Origin and Diet of the Prehistoric Hunter-Gatherers on the Mediterranean Island of Favignana (Ègadi Islands, Sicily)
Marcello A. Mannino, Giulio Catalano, Sahra Talamo,Giovanni Mannino, Rosaria Di Salvo, Vittoria Schimmenti, Carles Lalueza-Fox, Andrea Messina, Daria Petrus, David Caramelli, Michael P. Richards, Luca Sineo
Source -http://www.plosone.org/article/info%3Adoi%2F10.1371%2Fjournal.pone.0049802
Hunter-gatherers living in Europe during the transition from the late Pleistocene to the Holocene intensified food acquisition by broadening the range of resources exploited to include marine taxa. However, little is known on the nature of this dietary change in the Mediterranean Basin. A key area to investigate this issue is the archipelago of the Ègadi Islands, most of which were connected to Sicily until the early Holocene. The site of Grotta d’Oriente, on the present-day island of Favignana, was occupied by hunter-gatherers when Postglacial environmental changes were taking place (14,000-7,500 cal BP). Here we present the results of AMS radiocarbon dating, palaeogenetic and isotopic analyses undertaken on skeletal remains of the humans buried at Grotta d’Oriente. Analyses of the mitochondrial hypervariable first region of individual Oriente B, which belongs to the HV-1 haplogroup, suggest for the first time on genetic grounds that humans living in Sicily during the early Holocene could have originated from groups that migrated from the Italian Peninsula around the Last Glacial Maximum. Carbon and nitrogen isotope analyses show that the Upper Palaeolithic and Mesolithic hunter-gatherers of Favignana consumed almost exclusively protein from terrestrial game and that there was only a slight increase in marine food consumption from the late Pleistocene to the early Holocene. This dietary change was similar in scale to that at sites on mainland Sicily and in the rest of the Mediterranean, suggesting that the hunter-gatherers of Grotta d’Oriente did not modify their subsistence strategies specifically to adapt to the progressive isolation of Favignana. The limited development of technologies for intensively exploiting marine resources was probably a consequence both of Mediterranean oligotrophy and of the small effective population size of these increasingly isolated human groups, which made innovation less likely and prevented transmission of fitness-enhancing adaptations.

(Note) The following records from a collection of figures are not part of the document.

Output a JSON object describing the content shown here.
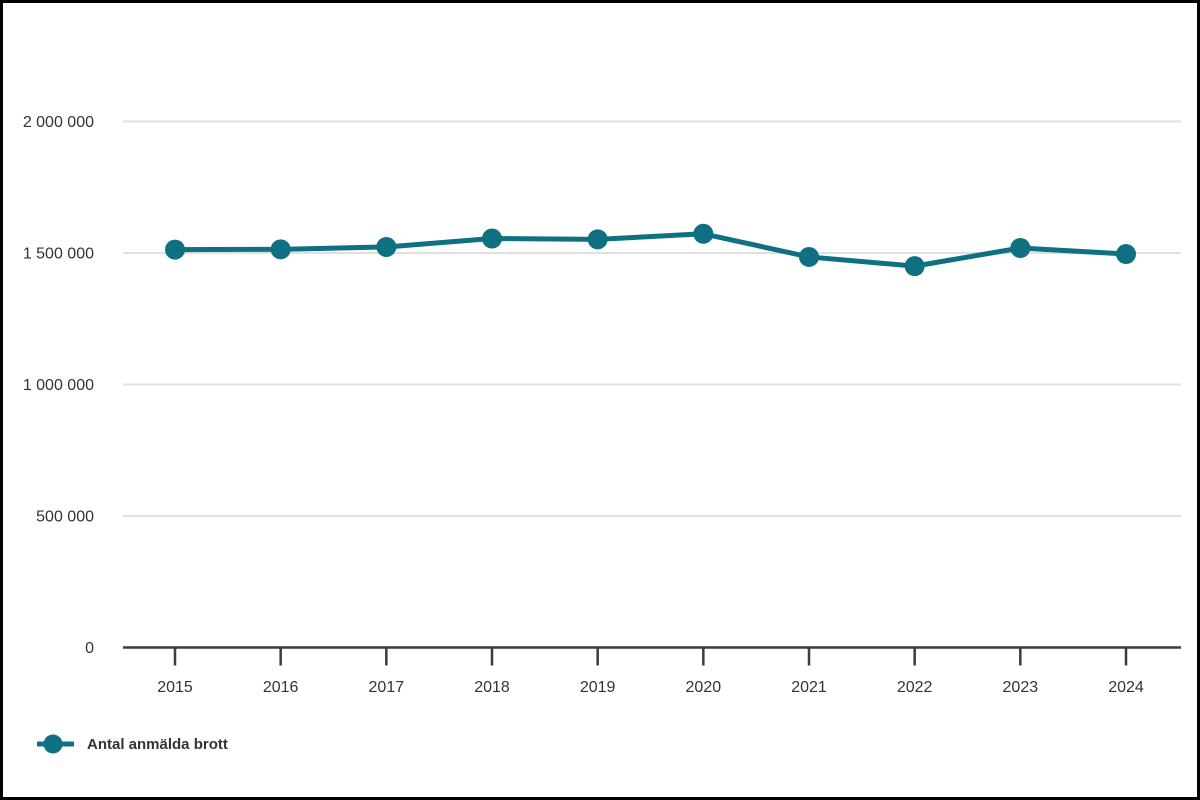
{
  "frame": {
    "background": "#ffffff",
    "border_color": "#000000"
  },
  "legend": {
    "label": "Antal anmälda brott"
  },
  "chart_data": {
    "type": "line",
    "title": "",
    "xlabel": "",
    "ylabel": "",
    "categories": [
      "2015",
      "2016",
      "2017",
      "2018",
      "2019",
      "2020",
      "2021",
      "2022",
      "2023",
      "2024"
    ],
    "series": [
      {
        "name": "Antal anmälda brott",
        "color": "#0e7080",
        "values": [
          1513000,
          1514000,
          1523000,
          1555000,
          1552000,
          1573000,
          1485000,
          1450000,
          1519000,
          1496000
        ]
      }
    ],
    "ylim": [
      0,
      2000000
    ],
    "y_ticks": [
      {
        "value": 0,
        "label": "0"
      },
      {
        "value": 500000,
        "label": "500 000"
      },
      {
        "value": 1000000,
        "label": "1 000 000"
      },
      {
        "value": 1500000,
        "label": "1 500 000"
      },
      {
        "value": 2000000,
        "label": "2 000 000"
      }
    ],
    "grid": true,
    "legend_position": "bottom-left",
    "colors": {
      "grid": "#e0e0e0",
      "axis": "#3c3c3c",
      "text": "#333333"
    }
  }
}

Location of Upper Palaeolithic and Mesolithic sites on the Ègadi Islands and in NW Sicily.
These cave sites include: Grotta d’Oriente (1) and Grotta dell’Ucceria (2) on the island of Favignana; Grotta di Punta Capperi (3), Grotta di Cala dei Genovesi (3), Grotta Schiacciata (4) and Grotta di Cala Calcara (5) on the island of Levanzo; Grotta Maiorana (6), Riparo San Francesco (7), Grotta Martogna (8), Grotta Emiliana (9) and Grotta Maltese (9) on the mainland of Sicily. No late Pleistocene or early Holocene site has been discovered on the westernmost island of the archipelago, Marettimo, and on the two islets of Maraone and Formica, between Levanzo and the mainland. Taking into account that the coast of NW Sicily has been tectonically stable during the period in question and using the sea level curve published by Lambeck et al. [20], it can be hypothesized that Levanzo became an island sometime between 9,000 and 8,500 cal. BP (as modelled by Mannino et al. [74]), while Favignana was fully isolated around 7,000 calibrated years BP and was a peninsula for part of the early Holocene. The later Mesolithic hunter-gatherer (Oriente X), whose remains have been recovered at Grotta d’Oriente, lived at a time (ca. 9,500 cal. BP) when the sea level was around −41 m. At this time the shoreline was somewhere between the −50 m and −20 m bathymetry contour lines and Levanzo was probably a small peninsula.